What is descriptive analytics?
Descriptive analytics is a commonly used form of data analysis whereby historical data is collected, organised and then presented in a way that is easily understood. Descriptive analytics is focused only on what has already happened in a business and, unlike other methods of analysis, it is not used to draw inferences or predictions from its findings. Descriptive analytics is, rather, a foundational starting point used to inform or prepare data for further analysis down the line.
Generally, the most simplistic form of data analytics, descriptive analytics uses simple maths and statistical tools, such as arithmetic, averages and per cent changes, rather than the complex calculations necessary for predictive and prescriptive analytics. Visual tools such as line graphs and pie and bar charts are used to present findings, meaning descriptive analytics can – and should – be easily understood by a wide business audience.
How does descriptive analytics work?
Descriptive analytics uses two key methods, data aggregation and data mining (also known as data discovery), to discover historical data. Data aggregation is the process of collecting and organising data to create manageable data sets. These data sets are then used in the data mining phase where patterns, trends and meaning are identified and then presented in an understandable way.
IBM Business Analytics Blog guest writer Dan Vesset breaks the descriptive analytics process into five broad steps:
- Business metrics are decided. First, metrics are created that will effectively evaluate performance against business goals, such as improving operational efficiency or increasing revenue. Vesset says the success of descriptive analytics heavily relies on KPI (key performance indicator) governance. ‘Without governance,’ he writes, ‘there may not be consensus regarding what the data means, thus guaranteeing analytics a marginal role in decision making.’

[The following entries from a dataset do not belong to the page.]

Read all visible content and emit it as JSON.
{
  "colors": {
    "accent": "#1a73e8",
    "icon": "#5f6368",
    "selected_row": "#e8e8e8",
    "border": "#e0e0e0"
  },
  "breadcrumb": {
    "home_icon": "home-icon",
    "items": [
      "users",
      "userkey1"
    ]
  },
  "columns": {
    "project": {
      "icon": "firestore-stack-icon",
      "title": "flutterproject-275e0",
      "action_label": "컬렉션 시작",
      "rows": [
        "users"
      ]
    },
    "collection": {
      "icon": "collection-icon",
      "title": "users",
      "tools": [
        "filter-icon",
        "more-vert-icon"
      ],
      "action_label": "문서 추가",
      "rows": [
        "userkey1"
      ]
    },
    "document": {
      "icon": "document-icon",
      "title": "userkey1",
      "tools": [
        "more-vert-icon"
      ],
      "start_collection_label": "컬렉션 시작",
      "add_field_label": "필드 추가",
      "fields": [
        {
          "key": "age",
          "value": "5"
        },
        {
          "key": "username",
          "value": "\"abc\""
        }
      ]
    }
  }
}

- The data required is identified. Data is sourced from repositories such as reports and databases. ‘To measure accurately against KPIs,’ Vesset says, ‘companies must catalogue and prepare the correct data sources to extract the needed data and calculate metrics based on the current state of the business.
- The data is collected and prepared. Data preparation – depublication, transformation and cleansing, for example – takes place before the analysis stage and is a critical step to ensure accuracy; it is also one of the most time-consuming steps for the analyst.
- The data is analysed. Summary statistics, clustering, pattern tracking and regression analysis are used to find patterns in the data and measure performance.
- The data is presented. Finally, charts and graphs are used to present findings in a way that non-analytics experts can understand.
What can descriptive analytics tell us?
Descriptive analytics is frequently used in the day-to-day operations of an organisation. Company reports – such as those on inventory, workflow, sales and revenue – are all examples of descriptive analytics that provide a historical review of an organisation’s operations. Data collected by these kinds of reports can be easily aggregated and used to create snapshots of an organisation’s operations.
According to online learning platform DeZyre, social analytics are almost always an example of descriptive analytics. The number of followers, likes and posts can be used to determine the average number of replies per post, the number of page views and the average response time, for example. The comments that people post on Facebook or Instagram are also examples of descriptive analytics and can be used to better understand user attitudes.
Descriptive analytics does not, however, attempt to go beyond the surface data and analysis; additional investigation falls outside the domain of descriptive analytics, and insights learned from descriptive analysis are not used for making inferences or predictions. What this methodology can reveal, though, are patterns and meaning through the comparison of historical data. An annual revenue report, for example, may appear to be financially reassuring in isolation until it is compared to the same reports from previous years, and together they reveal a downward trend.